Thousands of GLP schools across the country are already experiencing the positive impact that global learning can have on pupils’ engagement, knowledge, skills and values.
During my two days of training, we focused upon many things, one being greenhouse gases.
Personally, I expected one of the largest emitters of CO₂ to be China and was surprised to learn that they are responsible for 8.4%, much less than the 24.8% coming out of Europe. The USA tops the offenders list with 29.6%.
I believe it is important for our children to know about these things and feel empowered to do something about it.
The areas of the world with the lowest emissions, such as sub-Saharan Africa 0.5% and India 2.4%, are the places that suffer most from the climatic changes associated with global warming. The greatest polluters suffer the least – a sign perhaps of a world of inequalities. As educators, we need to make sure that our young people understand these issues as they move through our schools.

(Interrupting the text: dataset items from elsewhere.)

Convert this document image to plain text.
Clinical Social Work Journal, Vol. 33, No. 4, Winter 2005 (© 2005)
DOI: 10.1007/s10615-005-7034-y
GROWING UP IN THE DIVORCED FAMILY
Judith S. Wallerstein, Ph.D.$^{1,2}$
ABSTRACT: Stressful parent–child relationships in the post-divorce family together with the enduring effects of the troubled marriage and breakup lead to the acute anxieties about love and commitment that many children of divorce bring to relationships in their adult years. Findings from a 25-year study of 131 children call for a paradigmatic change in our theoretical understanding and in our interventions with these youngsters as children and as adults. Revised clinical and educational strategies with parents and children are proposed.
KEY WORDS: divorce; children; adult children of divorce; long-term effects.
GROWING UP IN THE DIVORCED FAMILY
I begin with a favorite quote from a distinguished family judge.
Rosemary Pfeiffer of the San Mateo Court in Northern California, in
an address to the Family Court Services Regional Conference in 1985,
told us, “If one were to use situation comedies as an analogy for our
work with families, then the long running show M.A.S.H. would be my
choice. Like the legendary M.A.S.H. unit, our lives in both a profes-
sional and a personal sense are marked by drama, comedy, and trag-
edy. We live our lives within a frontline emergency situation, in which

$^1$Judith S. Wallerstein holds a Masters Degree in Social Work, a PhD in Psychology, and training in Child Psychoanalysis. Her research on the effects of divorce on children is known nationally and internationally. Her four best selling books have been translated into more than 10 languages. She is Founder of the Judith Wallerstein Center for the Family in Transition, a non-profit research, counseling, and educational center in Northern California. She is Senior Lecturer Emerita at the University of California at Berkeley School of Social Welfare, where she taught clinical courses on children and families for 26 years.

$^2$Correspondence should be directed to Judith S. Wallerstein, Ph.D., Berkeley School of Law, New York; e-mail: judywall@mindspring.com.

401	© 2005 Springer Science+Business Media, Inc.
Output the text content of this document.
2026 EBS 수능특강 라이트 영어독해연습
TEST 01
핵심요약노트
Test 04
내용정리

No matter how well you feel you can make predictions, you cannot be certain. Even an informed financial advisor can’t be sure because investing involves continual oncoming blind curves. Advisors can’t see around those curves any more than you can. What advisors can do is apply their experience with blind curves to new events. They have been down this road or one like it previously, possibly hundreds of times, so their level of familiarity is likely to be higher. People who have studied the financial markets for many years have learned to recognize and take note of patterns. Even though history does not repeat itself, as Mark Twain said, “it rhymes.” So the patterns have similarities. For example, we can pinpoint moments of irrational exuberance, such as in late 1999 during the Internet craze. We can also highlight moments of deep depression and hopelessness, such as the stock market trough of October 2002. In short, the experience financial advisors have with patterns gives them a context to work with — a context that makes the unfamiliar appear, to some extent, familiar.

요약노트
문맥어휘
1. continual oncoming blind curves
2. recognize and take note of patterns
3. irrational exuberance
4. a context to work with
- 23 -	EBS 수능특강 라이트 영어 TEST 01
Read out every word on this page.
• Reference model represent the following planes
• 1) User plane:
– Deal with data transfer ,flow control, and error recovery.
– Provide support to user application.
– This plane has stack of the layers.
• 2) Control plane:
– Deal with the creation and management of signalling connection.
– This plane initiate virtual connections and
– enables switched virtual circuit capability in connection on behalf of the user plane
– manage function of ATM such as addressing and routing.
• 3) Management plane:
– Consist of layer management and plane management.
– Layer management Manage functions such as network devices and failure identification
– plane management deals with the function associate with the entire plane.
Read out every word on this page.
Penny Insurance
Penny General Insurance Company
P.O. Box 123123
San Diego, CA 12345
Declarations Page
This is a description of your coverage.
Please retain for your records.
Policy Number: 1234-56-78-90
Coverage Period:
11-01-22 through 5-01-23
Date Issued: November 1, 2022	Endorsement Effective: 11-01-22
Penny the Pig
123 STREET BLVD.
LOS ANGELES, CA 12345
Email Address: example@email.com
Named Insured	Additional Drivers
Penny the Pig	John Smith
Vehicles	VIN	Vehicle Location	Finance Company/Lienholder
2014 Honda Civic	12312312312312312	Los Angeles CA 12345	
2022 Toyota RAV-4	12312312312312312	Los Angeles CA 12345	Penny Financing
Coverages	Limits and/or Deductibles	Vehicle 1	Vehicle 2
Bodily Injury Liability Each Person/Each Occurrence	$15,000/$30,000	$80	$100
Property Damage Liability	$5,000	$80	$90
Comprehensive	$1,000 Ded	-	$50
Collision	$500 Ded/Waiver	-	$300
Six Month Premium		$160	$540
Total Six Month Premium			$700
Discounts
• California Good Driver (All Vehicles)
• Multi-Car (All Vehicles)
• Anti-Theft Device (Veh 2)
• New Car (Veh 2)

We also need to ensure that they critically evaluate and challenge the political bias our media exposes them to.
Many of us will have spent time in the supermarket deciding which fruit and vegetables to purchase.
We may consciously choose the UK option to cut down on the air miles associated with their transportation, or to support our local farmers. According to Oxfam, we may be making ill-informed choices.
Much of the imported produce is shipped rather than flown in and far less environmentally damaging than the heated greenhouses used in the UK.
Making the right decision isn’t the point here though; it’s about teaching the children to at least consider their options and make informed decisions.
Of course we want to support our local economies, but we need to understand the processes.
Oxfam provide us with four main areas where we can make a real difference: 1) Buy Fairtrade products. Fairtrade aims to alleviate poverty among producers and promote sustainable development; 2) Drive less. Cars contribute about 40% of the total external costs of food transport;
3) Waste less. According to the UK Government, fruit and vegetables make up 42% of household food waste by weight, making them the largest single contributor;
4) Eat less meat and dairy. Globally, livestock contribute to nearly 80% of agricultural greenhouse gases.
The greenhouse gas issue is just one of many. Through joining the GLP our local school children will begin to learn a great deal more about the world around them and start to question what is ethically right.
I believe it to be a real step forward and I am very proud to be leading our East Riding Expert Centre.